Rozdział czterdziesty 
- Powinieneś był zaprosić wszystkich na obiad - powie­działa Anna Riordan spoglądając na mnie przez szerokość swego jasnobrązowego dywanu. - Lśniące srebro i krysz­tały, biały, wykrochmalony obrus... jeżeli takich jeszcze używają w lokalach, w których się wydaje proszone obia­dy... świece, panie w najlepszych klejnotach, panowie w białych krawatach, obsługa dyskretnie czuwająca z bu­telkami wina owiniętymi w serwety, gliny trochę niezręczne w wypożyczonych frakach, zresztą jak każdy w takiej sytuacji, podejrzani, sztucznie uśmiechnięci, z roztrzęsionymi rękami, a ty u szczytu stołu opowiadałbyś swoją historię po trochu, pomaleńku, z tym swoim czarującym uśmieszkiem i robionym angielskim akcentem jak Philo Vance.
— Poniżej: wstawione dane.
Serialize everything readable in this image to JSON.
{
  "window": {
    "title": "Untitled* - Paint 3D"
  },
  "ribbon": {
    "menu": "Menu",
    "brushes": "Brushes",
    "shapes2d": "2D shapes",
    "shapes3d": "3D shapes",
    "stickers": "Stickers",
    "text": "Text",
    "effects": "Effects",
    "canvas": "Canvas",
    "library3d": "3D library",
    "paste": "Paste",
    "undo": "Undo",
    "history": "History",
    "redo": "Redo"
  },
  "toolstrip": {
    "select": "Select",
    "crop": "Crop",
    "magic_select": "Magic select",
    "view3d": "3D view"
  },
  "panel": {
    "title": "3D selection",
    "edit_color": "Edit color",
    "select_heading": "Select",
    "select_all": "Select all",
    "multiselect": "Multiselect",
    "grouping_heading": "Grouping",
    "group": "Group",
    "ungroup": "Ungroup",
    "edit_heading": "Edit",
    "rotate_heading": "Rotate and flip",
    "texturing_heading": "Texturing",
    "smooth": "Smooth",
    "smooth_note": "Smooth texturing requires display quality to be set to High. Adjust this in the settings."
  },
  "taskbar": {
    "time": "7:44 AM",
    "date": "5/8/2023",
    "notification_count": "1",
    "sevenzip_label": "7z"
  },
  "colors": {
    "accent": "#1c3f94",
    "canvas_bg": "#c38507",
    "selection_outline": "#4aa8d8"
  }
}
- Taak. A nie dałabyś mi małego coś niecoś, żebym miał czym zająć rękę, kiedy ty będziesz się dalej mą­drzyła?
Wyszła do kuchni, zadzwonił lód, wróciła z dwoma wysokimi kieliszkami i usiadła z powrotem.
- Twoje przyjaciółki muszą płacić całkiem słone ra­chunki za alkohol - powiedziała i umoczyła usta w kieli­szku.
- I nagłe zemdlał kamerdyner - ciągnąłem dalej. -Tylko że to nie on popełnił morderstwo. Zemdlał dla kawału.
Pociągnąłem łyk swojego drinka.
- Ta historia jest inna - powiedziałem. - To nic gładkie­go i sprytnego. To historia tragiczna i krwawa.
- Więc uciekła?
Skinąłem głową.
- Jak dotąd, nie złapali jej. Wcale nie wracała do domu. Musiała gdzieś mieć melinę, gdzie mogła się przebrać i ucharakteryzować. Ostatecznie przecież żyła w ciągłym niebezpieczeństwie, jak marynarze. Była sama, kiedy przyszła do mnie. Bez szofera. Przyjechała małym wozem i zostawiła go kilka przecznic dalej.
- Złapią ją... jeżeli naprawdę chcą.